Registados 29 novos casos de lepra

pelo menos, 29 novos casos de lepra foram registados de Janeiro a Setembro do ano em curso, de um total de 159 doentes em tratamento na Huíla.

Registados 29 novos casos de lepra
D.R.

A lepra é transmitida de um doente infectado, sem estar em tratamento, para uma pessoa saudável, através da tosse, espirro ou secreções nasais.

 

Em 2018, o Departamento Provincial de Saúde  Pública e Controlo de Endemias  registou, em igual período, 130 casos.

A supervisora provincial de combate à Lepra, na Huíla, Adelaide Agostinho Mande, avançou, à Angop, que a Humpata é o município com maior número de casos, com 47, seguido do Lubango, com 23.

Por detrás do aumento de casos, esclarece, está a negligência por parte dos doentes, que procuram os serviços de saúde em fase avançada da doença.

“A lepra é uma doença com um período de encubação longo e manifesta-se depois de um período de três a cinco anos, no entanto, muitas vezes, a pessoa é portadora da doença e pode contaminar outros sem dar por isso”, esclareceu.

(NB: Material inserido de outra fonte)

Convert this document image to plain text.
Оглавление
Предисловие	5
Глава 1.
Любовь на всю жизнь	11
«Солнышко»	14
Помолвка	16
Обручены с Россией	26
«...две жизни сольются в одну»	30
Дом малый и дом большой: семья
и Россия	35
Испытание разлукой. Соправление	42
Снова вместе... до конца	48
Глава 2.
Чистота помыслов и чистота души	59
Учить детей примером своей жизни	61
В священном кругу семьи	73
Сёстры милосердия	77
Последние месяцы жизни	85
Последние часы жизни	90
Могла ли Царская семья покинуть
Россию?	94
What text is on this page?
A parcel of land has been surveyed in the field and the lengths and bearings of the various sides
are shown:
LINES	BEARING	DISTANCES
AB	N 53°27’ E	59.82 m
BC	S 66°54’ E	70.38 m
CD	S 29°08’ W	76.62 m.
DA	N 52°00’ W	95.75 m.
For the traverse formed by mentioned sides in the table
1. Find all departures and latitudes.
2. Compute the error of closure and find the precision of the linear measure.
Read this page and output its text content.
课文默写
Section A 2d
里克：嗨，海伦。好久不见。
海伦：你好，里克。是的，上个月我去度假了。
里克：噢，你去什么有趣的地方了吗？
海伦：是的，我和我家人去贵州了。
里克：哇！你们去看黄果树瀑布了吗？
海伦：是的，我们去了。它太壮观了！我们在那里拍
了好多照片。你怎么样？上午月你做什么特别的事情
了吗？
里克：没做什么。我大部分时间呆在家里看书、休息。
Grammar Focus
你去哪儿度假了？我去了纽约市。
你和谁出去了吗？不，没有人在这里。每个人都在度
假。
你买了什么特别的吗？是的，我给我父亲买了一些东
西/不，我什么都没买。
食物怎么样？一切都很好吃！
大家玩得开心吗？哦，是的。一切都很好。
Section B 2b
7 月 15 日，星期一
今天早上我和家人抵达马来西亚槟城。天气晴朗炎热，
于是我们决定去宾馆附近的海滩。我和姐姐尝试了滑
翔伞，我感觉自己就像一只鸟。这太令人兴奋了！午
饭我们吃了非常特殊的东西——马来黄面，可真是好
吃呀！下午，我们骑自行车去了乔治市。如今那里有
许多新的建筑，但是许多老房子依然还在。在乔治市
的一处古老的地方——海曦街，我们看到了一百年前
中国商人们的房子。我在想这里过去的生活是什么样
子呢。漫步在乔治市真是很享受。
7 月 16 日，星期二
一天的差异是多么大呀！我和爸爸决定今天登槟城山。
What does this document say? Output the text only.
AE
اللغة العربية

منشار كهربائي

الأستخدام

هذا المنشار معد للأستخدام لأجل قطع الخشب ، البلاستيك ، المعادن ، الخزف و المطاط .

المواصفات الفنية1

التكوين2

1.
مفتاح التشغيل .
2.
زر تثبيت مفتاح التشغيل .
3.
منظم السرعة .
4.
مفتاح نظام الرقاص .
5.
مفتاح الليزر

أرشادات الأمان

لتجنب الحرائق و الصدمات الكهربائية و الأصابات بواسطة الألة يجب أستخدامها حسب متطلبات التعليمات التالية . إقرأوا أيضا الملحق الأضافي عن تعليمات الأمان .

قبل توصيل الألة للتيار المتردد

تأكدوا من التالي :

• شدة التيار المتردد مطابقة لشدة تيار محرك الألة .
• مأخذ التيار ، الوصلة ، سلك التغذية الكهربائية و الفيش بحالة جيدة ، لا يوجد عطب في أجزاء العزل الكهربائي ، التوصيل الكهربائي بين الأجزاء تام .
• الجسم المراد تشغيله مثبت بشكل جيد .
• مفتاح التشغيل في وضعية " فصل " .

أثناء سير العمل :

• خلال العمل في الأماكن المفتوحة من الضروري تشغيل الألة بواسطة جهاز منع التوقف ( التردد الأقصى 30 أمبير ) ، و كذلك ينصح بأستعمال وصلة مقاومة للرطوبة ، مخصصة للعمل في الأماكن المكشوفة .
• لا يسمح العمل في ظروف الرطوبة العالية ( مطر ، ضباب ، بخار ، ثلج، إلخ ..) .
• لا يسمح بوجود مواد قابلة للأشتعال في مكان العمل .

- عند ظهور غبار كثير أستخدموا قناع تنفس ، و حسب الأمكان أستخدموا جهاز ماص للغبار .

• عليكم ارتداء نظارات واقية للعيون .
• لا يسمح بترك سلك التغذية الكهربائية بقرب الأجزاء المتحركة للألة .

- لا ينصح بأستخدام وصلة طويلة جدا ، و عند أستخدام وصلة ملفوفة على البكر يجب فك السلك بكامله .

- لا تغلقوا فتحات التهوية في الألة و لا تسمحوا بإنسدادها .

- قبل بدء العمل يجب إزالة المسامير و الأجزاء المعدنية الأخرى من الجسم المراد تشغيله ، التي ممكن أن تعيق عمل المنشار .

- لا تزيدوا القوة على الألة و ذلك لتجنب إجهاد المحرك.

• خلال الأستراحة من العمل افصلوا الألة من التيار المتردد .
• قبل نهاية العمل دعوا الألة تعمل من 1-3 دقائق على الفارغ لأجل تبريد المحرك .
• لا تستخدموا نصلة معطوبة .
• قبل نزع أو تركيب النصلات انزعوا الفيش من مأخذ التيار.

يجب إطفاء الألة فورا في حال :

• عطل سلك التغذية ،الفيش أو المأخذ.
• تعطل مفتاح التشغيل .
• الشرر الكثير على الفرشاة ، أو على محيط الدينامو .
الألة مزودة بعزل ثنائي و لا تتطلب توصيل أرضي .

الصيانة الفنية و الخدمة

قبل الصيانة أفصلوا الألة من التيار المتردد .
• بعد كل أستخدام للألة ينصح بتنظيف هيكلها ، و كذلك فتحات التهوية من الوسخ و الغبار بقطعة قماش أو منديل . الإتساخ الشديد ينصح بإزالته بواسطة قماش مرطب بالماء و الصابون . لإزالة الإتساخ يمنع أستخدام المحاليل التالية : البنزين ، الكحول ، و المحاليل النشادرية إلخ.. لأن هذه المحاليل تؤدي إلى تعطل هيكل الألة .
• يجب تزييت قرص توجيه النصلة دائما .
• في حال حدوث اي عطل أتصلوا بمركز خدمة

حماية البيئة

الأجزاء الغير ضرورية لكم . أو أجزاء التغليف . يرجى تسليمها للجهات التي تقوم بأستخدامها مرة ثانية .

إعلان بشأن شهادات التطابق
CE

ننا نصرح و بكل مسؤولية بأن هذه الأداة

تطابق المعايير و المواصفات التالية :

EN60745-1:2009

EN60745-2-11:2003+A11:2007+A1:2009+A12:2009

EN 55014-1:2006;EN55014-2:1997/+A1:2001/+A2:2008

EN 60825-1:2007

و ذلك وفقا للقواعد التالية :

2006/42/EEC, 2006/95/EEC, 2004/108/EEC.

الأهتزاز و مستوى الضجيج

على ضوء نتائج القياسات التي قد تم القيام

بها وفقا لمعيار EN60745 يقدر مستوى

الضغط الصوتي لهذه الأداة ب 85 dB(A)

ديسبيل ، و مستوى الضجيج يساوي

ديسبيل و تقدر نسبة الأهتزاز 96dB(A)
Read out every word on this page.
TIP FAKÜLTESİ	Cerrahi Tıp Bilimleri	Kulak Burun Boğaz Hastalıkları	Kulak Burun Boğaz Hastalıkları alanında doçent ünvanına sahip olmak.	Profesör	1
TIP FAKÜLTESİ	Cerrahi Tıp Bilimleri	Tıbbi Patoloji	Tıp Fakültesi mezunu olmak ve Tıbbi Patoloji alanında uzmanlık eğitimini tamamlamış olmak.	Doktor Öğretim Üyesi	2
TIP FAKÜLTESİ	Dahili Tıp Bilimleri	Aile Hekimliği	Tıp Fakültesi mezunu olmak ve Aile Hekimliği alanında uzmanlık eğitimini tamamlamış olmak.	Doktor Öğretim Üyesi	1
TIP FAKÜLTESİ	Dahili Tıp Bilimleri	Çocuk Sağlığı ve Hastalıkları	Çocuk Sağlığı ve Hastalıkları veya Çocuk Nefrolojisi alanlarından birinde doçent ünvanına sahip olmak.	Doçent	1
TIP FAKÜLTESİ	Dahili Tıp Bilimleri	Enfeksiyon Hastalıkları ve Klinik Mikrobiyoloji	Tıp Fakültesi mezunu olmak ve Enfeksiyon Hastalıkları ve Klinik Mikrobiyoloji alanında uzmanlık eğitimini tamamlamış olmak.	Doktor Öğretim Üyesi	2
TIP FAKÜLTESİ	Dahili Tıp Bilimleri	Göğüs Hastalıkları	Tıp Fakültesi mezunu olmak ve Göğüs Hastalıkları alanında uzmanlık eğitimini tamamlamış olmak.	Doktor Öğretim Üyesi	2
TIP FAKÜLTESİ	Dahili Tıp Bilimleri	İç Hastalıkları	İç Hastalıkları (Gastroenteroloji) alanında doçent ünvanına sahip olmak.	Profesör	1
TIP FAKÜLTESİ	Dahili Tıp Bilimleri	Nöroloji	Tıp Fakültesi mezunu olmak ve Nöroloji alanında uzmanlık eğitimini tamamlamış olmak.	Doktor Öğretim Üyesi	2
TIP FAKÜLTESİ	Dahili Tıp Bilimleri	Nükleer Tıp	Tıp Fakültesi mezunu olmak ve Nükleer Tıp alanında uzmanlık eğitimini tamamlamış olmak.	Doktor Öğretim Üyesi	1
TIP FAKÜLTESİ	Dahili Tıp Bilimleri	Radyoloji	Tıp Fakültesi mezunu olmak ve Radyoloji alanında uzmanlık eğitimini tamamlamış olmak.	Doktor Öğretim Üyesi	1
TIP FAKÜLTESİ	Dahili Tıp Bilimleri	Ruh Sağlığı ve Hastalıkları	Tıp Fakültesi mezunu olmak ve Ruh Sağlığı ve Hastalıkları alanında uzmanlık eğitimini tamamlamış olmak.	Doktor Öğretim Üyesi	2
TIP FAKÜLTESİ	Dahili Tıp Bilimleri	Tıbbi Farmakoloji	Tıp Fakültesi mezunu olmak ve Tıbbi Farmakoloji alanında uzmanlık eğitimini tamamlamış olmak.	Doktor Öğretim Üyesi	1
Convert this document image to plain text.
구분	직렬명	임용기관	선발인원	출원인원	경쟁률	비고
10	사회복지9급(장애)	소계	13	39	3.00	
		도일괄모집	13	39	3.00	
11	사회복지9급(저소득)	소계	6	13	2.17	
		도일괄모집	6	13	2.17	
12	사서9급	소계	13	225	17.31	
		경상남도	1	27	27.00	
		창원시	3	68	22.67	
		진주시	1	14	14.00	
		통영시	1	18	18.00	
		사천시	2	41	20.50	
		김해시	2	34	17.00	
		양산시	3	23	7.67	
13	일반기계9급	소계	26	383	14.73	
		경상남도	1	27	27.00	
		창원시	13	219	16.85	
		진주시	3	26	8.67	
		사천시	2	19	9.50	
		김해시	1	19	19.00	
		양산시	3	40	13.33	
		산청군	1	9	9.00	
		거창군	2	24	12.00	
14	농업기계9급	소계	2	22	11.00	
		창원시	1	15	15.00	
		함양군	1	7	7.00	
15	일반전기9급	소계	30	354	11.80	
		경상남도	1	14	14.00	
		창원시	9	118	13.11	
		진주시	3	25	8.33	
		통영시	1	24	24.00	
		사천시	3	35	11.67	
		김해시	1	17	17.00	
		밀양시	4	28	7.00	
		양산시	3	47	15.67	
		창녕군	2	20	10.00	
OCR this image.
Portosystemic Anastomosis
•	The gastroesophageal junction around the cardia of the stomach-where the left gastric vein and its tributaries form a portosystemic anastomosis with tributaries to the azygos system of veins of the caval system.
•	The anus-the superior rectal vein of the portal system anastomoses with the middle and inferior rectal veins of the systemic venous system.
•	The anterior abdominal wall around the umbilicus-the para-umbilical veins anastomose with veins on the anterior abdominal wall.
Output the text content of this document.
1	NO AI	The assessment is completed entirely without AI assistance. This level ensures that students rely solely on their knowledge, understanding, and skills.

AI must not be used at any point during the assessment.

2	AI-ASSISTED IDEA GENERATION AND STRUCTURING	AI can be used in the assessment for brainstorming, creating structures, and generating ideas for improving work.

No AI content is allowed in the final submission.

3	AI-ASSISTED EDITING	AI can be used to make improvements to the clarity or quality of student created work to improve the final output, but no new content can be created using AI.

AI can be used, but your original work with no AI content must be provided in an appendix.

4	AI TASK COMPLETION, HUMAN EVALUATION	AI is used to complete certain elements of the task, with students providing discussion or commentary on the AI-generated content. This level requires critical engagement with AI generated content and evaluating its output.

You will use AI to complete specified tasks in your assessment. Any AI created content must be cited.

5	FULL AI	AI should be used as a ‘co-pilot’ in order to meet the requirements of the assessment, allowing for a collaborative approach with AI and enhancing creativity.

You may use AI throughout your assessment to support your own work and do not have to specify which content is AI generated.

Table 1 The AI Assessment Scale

Lembrou que, manchas estranhas no corpo são um dos sinais da doença, que não é caracterizada por sintomas.

Apesar da inexistência de um centro específico para internamento dos pacientes, Adelaide Agostinho Mande garantiu a disponibilidade de fármacos para os pacientes em todas as unidades municipais da província, cujas drogas são entregues gratuitamente.

A lepra é transmitida de um doente infectado, sem estar em tratamento, para uma pessoa saudável, através da tosse, espirro ou secreções nasais.